MM: In 2013, we are focused on growth. Our Canadian business continues to build on our strong track record of social infrastructure projects and we are rapidly expanding into a number of new sectors, such as services, water/wastewater, transportation and transit. The healthy pipeline of public-private partnership (PPP; P3) projects has also led us to expand into new provincial/state, territorial and municipal markets, beyond the traditional P3 strongholds of BC, Alberta and Ontario in Canada and New South Wales and Victoria in Australia.
2012 saw our Australian team secure significant strategic equity alliances with Canada’s CDPQ and Australia’s Palisade Investment Partners. One of our most significant priorities for 2013 has been to successfully launch our US business. We have invested heavily in building our presence and strategic partnerships in that market, and we are pleased with the early results. Earlier this spring, we announced the official launch of Plenary Group USA and appointment of Dale E. Bonner, California’s former Secretary of Business, Transportation and Housing, as its inaugural chairman.
You’re very active in the Canadian and Australian markets. What opportunities and challenges do you see in those two markets?
MM: The Canadian and Australian markets are two of the most mature P3 markets in the world. Since we were early participants in both markets and have closed about a dozen P3s in each one, we have a strong advantage in understanding the procurement evaluation criteria, standard contracts and risk management requirements during the concession term.
We have also spent a lot of time building best-in-class partnerships with the leaders in finance, construction, design, facilities management and system operations, to enable us to meet and exceed our clients’ expectations.
The major challenge for both markets is to maintain an active and steady pipeline of projects to bid. 2012 was a quiet year in both markets but 2013 is very busy, especially in Canada and the US. We are focused on making sure we understand the needs of clients in our new markets, in order to continue to build on our track record of success.
What hopes do you have for the US, based on experiences so far?
MM: The US market holds a lot of opportunity for us. The pipeline is developing quickly and we believe we are well positioned and partnered to capitalise on it. The key is to understand that it’s not one market – it’s a bunch of markets, each with their own requirements. The sheer size of the markets, the need for new infrastructure and the widespread reliance on toll revenues for economic infrastructure bode well for the sustainability of a pipeline in the US.
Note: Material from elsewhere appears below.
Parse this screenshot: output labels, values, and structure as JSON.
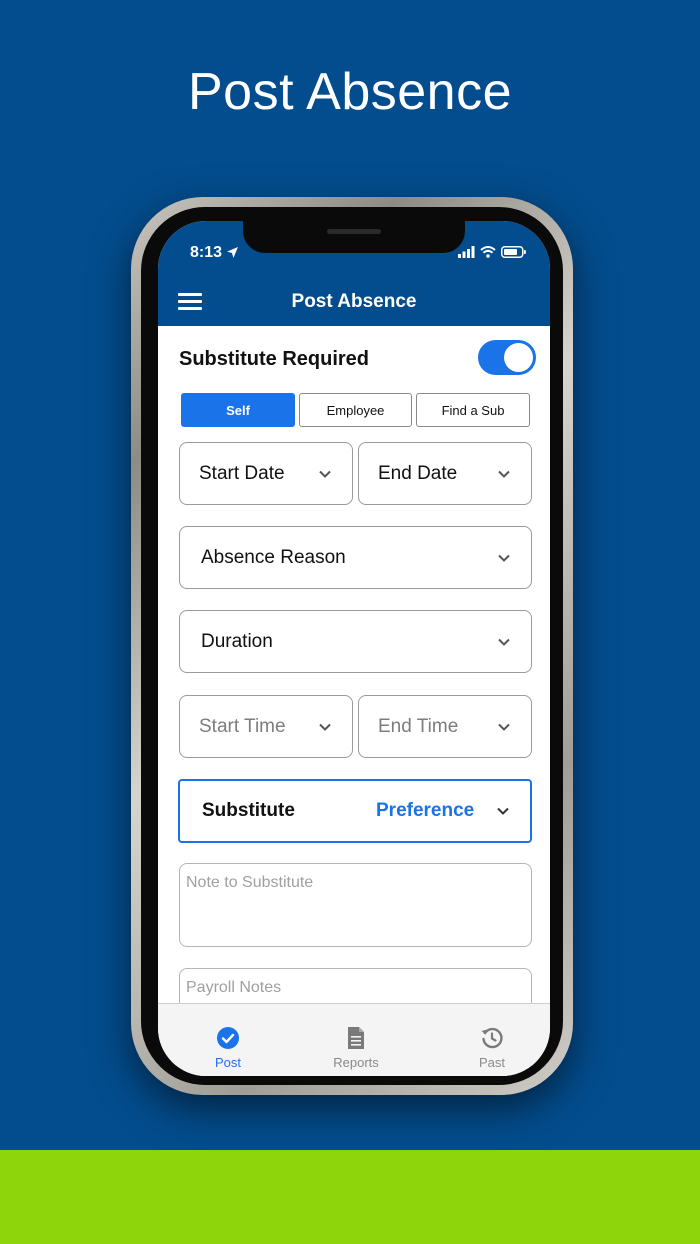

In terms of projects, we are currently working to close the US 36 road project in Colorado, and we are pre-qualified on the Puerto Rico Correctional Facility project.
What would you say is the biggest task today in putting together a successful consortium to bid for assets and deliver them?
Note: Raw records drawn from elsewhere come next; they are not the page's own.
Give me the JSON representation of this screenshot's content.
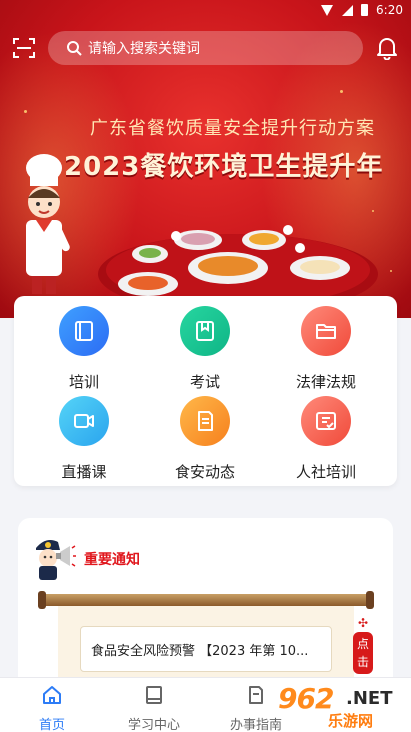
{
  "status_bar": {
    "time": "6:20"
  },
  "search": {
    "placeholder": "请输入搜索关键词"
  },
  "banner": {
    "subtitle": "广东省餐饮质量安全提升行动方案",
    "title": "2023餐饮环境卫生提升年"
  },
  "menu": {
    "items": [
      {
        "label": "培训",
        "icon": "book-icon",
        "color": "#2c6cf4"
      },
      {
        "label": "考试",
        "icon": "exam-book-icon",
        "color": "#0fb586"
      },
      {
        "label": "法律法规",
        "icon": "folder-icon",
        "color": "#f04a3a"
      },
      {
        "label": "直播课",
        "icon": "video-camera-icon",
        "color": "#2aa4ee"
      },
      {
        "label": "食安动态",
        "icon": "document-icon",
        "color": "#f6801d"
      },
      {
        "label": "人社培训",
        "icon": "certificate-icon",
        "color": "#f04a3a"
      }
    ]
  },
  "notice": {
    "title": "重要通知",
    "items": [
      {
        "text": "食品安全风险预警 【2023 年第 10..."
      }
    ],
    "click_tag": "点击"
  },
  "bottom_nav": {
    "items": [
      {
        "label": "首页",
        "icon": "home-icon",
        "active": true
      },
      {
        "label": "学习中心",
        "icon": "book-icon",
        "active": false
      },
      {
        "label": "办事指南",
        "icon": "document-icon",
        "active": false
      }
    ]
  },
  "watermark": {
    "number": "962",
    "suffix": ".NET",
    "text": "乐游网"
  },
  "colors": {
    "accent": "#2d7cf6",
    "banner_red": "#c8141a",
    "notice_red": "#e0161c"
  }
}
MM: As we move into new markets and infrastructure classes, choosing the right partners remains one of the most important aspects of our business. P3s are long-term commitments, which require our consortia to consistently deliver for 20 to 50 years and, as a result, reliable partners are paramount.
The other major consideration for building consortia, especially with new partners, is the risk allocation that we see in P3s. It is substantially different than what you would see in a design-bid-build or construction management procurement approach. As a result, we typically begin the conversation about risk allocation early on.